Rainer’s recent concert highlights have included recitals at Bridgewater Hall (Manchester, UK), Oxford May Music, the Dame Myra Hess Memorial Concerts (Chicago), and the Roman River Festival (UK). As a chamber musician, he has recently performed at the Zürich Chamber Music Society, Yellow Barn, Ravinia, Grachtenfestival Amsterdam, Rheingau Musik Festival, Romsey Chamber Music Festival, HearAndNow Festival Amsterdam, Miesbach Kammermusikfestival, Prussia Cove Open Chamber Music, Music@Menlo, and La Jolla SummerFest. He has also collaborated in performance with artists such as Robert Levin, the Neue Vocalsolisten Stuttgart, the Parker Quartet, Anthony Marwood, Donald and Vivian Weilerstein, and Kim Kashkashian.
As co-founder of Tonhain Kollektiv, he has worked with a team of fellow musicians to artistically direct a successful series for a brand-new concert hall, Tonhain, in Berlin. The group has produced dozens of concerts, including a centerpiece 9-concert opening season - “Machine Counterpoint” - exploring the relationship between music and machines, featuring music ranging from the standard repertoire to many works of our time by composers such as Kurtág, Unsuk Chin, Thomas Adès, and Ben Nobuto. Tonhain Kollektiv will also debut at the Elbphilharmonie Hamburg in 2025.
In addition to winning the Pierre Fournier Award in 2018, Rainer was the recipient of the Silver Medal and the Artistic Encouragement Award at the 2017 Ima Hogg Competition in Houston, TX, resulting in a concerto debut with the Houston Symphony. In 2015, Rainer made his concerto debut at Boston’s Jordan Hall with the New England Conservatory Philharmonia under Hugh Wolff, as winner of the NEC Concerto Competition.
He began his studies in the Harvard-New England Conservatory Joint Program, through which he received his M.M. from New England Conservatory and his A.B. magna cum laude in Philosophy from Harvard, where he was one of only 24 students to be elected to Phi Beta Kappa as a junior and was named a John Harvard Scholar. Also during his time at Harvard, he was the recipient of the Lucy Allen Paton Prize, the Thomas T. Hoopes Prize, and an Artist Development Fellowship.

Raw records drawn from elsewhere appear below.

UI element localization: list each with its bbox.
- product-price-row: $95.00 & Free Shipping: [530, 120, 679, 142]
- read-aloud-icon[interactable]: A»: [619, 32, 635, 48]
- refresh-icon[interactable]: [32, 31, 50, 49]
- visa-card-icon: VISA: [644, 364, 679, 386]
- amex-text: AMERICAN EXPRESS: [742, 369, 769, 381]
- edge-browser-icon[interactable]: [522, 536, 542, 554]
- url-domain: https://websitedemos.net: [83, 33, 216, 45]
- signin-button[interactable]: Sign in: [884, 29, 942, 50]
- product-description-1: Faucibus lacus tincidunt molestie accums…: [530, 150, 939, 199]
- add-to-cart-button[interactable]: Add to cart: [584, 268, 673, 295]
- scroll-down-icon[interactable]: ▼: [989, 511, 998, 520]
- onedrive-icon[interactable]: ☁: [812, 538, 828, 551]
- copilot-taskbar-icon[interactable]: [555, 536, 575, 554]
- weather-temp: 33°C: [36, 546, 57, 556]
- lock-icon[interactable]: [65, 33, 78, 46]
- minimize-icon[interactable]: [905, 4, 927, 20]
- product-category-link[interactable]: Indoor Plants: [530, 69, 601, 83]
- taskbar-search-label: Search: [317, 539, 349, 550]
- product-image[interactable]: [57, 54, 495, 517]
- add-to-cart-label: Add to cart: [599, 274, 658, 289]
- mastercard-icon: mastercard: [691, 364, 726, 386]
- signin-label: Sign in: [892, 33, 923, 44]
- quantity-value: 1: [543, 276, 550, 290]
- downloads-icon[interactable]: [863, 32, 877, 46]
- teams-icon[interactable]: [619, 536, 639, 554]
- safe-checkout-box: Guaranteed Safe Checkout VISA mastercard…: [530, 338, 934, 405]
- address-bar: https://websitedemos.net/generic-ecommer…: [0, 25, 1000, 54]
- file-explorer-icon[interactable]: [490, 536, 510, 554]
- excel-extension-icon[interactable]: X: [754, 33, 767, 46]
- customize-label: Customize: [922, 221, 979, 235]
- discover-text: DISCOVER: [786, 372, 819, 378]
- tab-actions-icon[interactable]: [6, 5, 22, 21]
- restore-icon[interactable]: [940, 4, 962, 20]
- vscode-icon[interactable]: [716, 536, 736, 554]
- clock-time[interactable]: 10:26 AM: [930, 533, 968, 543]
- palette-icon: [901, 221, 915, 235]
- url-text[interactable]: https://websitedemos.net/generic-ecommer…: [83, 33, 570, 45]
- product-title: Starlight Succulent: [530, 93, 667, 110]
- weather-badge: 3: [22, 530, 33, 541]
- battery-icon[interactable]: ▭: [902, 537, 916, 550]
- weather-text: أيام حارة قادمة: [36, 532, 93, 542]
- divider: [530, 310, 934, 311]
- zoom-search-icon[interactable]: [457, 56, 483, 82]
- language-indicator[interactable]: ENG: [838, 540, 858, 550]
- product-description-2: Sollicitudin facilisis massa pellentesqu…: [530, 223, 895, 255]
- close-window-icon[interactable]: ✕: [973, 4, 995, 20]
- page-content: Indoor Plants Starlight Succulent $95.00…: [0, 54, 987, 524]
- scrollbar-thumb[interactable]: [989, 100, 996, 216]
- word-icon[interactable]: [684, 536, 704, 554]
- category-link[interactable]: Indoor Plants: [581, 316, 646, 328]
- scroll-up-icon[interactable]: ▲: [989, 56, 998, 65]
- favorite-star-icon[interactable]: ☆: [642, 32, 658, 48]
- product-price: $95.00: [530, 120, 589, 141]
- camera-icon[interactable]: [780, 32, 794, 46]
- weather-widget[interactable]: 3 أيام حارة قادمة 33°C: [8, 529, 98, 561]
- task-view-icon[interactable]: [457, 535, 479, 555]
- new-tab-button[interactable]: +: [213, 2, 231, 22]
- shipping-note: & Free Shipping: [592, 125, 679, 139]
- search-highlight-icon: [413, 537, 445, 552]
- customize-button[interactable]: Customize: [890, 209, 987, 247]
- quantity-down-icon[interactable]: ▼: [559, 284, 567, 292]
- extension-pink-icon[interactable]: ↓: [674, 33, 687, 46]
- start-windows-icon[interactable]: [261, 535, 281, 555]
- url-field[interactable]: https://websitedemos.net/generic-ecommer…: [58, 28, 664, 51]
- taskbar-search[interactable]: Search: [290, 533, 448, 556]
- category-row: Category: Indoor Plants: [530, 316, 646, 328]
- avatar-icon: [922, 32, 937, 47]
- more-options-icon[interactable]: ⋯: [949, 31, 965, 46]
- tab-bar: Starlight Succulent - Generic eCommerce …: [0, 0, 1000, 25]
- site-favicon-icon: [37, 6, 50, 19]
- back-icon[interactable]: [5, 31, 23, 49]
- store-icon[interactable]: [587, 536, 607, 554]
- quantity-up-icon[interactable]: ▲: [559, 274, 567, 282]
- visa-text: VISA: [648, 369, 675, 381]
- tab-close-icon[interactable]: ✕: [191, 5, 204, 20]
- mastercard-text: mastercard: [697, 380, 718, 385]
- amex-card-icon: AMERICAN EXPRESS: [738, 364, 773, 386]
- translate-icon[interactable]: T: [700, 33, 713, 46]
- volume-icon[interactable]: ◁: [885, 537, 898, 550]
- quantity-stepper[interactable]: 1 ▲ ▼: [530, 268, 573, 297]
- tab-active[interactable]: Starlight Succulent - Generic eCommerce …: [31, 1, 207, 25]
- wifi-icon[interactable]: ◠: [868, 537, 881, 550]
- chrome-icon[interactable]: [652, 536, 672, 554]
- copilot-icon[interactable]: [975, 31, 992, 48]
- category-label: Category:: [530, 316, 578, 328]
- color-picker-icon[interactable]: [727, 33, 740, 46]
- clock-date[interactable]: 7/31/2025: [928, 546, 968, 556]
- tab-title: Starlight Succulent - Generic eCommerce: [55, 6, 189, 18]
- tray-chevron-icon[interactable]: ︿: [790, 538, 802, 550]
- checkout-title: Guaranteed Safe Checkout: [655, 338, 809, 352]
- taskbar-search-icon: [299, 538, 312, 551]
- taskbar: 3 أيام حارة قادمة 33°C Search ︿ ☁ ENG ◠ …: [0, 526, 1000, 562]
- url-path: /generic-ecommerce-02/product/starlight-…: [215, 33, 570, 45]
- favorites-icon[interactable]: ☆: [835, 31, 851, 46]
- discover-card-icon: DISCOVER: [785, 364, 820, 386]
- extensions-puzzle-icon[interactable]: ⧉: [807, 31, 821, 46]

Rainer went on to receive an Artist Diploma at the University of Southern California’s Thornton School of Music and pursued further graduate studies at the Universität der Künste Berlin. His study in Germany was generously supported by a Frank Huntington Beebe Fund Grant. His principal teachers and mentors included Jens Peter Maintz, Ralph Kirshbaum, Paul Katz, and Mark Churchill. He has also taken lessons and masterclasses from notable cellists such as David Geringas, Frans Helmerson, Steven Isserlis, Yo-Yo Ma, Laurence Lesser, Bernard Greenhouse, and Gary Hoffman.
Rainer is a passionate advocate of classical music as a force for social change and he is particularly involved in activism for human rights in North Korea. He has worked for Citizens' Alliance for North Korean Human Rights in Seoul and has given several fundraising concerts in both the U.S. and South Korea, helping to raise significant funds for various North Korean human rights-oriented projects.